Литмир - Электронная Библиотека
A
A

Я не поверила:

– Так не бывает! Я тоже была отличницей, но нельзя же за всю жизнь ни одной четверки не получить!

Коваленко убедил, что можно.

Естественно, родители им гордились.

– Отец меня даже бить не разрешал, – объяснял Коваленко. – Старшим-то мать давала подзатыльника, да и ремнем могла… Нрав у нее крутой был…

Меня, естественно, никто пальцем никогда не тронул.

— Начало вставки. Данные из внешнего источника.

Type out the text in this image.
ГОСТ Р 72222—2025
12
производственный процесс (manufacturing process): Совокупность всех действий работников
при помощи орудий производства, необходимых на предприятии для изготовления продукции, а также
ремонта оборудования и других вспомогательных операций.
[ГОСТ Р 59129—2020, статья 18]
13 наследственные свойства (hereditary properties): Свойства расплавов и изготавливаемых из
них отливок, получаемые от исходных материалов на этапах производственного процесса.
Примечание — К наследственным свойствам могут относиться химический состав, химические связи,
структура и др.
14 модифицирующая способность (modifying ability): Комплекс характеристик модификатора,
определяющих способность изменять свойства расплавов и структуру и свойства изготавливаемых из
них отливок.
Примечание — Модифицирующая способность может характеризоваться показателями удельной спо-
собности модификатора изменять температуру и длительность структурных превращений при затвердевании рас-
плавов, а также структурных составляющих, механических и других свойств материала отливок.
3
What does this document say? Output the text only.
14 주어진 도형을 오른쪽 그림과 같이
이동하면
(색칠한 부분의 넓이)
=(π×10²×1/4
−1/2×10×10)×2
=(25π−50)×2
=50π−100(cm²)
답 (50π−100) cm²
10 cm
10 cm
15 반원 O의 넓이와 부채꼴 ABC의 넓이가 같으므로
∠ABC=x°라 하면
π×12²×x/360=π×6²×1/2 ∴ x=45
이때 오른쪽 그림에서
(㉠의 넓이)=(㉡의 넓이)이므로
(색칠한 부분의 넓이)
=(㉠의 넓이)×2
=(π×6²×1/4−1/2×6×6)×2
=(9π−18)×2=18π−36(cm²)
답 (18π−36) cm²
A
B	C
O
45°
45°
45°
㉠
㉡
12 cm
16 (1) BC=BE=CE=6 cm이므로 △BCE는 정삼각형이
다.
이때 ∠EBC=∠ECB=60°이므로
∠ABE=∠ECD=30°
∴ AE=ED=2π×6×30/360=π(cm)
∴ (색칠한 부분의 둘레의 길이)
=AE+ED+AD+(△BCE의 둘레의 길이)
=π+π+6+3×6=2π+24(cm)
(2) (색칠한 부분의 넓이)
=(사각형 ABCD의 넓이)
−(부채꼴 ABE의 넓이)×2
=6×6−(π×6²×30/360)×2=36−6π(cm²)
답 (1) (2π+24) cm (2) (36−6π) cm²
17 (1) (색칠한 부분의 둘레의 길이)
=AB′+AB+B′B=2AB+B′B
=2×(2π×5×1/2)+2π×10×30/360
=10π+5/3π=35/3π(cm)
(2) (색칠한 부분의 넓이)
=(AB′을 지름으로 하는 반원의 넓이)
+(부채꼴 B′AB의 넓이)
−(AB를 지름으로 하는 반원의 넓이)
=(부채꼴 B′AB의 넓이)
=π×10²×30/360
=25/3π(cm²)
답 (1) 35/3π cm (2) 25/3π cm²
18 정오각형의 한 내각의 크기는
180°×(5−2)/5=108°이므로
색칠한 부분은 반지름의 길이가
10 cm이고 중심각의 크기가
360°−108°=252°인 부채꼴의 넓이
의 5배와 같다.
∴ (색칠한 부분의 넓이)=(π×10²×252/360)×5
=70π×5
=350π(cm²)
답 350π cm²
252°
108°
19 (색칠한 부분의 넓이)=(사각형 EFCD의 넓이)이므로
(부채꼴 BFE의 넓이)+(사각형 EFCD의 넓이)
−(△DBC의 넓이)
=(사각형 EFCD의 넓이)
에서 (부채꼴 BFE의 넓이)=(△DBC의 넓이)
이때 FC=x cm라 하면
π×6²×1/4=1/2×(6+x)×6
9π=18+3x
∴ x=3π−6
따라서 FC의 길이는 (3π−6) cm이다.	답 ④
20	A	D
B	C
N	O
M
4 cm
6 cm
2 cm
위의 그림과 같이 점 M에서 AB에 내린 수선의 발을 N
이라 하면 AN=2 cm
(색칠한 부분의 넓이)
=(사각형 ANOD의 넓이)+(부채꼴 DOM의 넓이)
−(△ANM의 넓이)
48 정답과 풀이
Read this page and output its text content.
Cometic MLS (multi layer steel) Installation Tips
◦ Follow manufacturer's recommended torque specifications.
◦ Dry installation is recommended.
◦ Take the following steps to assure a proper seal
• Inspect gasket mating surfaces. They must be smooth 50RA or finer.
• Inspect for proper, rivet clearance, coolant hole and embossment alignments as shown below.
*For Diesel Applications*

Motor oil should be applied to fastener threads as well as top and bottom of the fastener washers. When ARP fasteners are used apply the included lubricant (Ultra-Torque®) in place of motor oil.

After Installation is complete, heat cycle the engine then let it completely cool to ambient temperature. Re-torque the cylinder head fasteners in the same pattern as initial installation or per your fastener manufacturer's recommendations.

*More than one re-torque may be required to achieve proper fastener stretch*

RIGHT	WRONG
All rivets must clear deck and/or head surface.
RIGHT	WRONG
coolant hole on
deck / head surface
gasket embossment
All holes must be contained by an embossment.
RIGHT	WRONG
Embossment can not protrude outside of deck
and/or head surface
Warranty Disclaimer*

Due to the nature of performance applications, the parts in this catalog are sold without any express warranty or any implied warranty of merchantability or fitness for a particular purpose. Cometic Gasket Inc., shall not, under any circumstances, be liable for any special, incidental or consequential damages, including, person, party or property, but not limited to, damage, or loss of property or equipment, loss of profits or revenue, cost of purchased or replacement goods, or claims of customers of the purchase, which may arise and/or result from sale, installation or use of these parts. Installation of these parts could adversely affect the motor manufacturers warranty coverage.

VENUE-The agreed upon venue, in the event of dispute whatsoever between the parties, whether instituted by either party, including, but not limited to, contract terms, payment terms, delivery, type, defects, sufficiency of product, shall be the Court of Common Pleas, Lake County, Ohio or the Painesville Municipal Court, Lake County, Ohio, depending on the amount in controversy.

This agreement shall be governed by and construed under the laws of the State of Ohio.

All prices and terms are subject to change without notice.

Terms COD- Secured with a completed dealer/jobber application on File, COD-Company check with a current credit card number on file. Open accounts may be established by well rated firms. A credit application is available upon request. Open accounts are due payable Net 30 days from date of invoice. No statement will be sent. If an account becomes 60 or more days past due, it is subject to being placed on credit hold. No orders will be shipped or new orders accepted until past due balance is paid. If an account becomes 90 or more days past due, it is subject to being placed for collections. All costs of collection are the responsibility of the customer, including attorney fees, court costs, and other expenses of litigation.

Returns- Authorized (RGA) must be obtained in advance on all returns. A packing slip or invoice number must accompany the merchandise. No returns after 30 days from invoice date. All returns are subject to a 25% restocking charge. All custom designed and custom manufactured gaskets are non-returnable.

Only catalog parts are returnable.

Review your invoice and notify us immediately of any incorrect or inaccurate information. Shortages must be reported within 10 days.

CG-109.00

Вырос Леша на бандитской окраине Прокопьевска, где местная шпана тянула, что плохо лежит, и смолила бычки от нечего делать. А Леша ходил в библиотеку и брал воспоминания великих путешественников и пособия по химии. Под крики библиотекарши: «Тебе еще рано!» Выпросил у отца в свое распоряжение холодный сарай и оборудовал там лабораторию. Доставал какие-то реактивы, ставил опыты… Литература интересовала тоже, но, кроме советских писателей, на библиотечных полках стоял только Лопе де Вега. Полное собрание сочинений. Леша прочитал. Потом еще раз. И стал смутно подозревать, что интересных писателей гораздо больше.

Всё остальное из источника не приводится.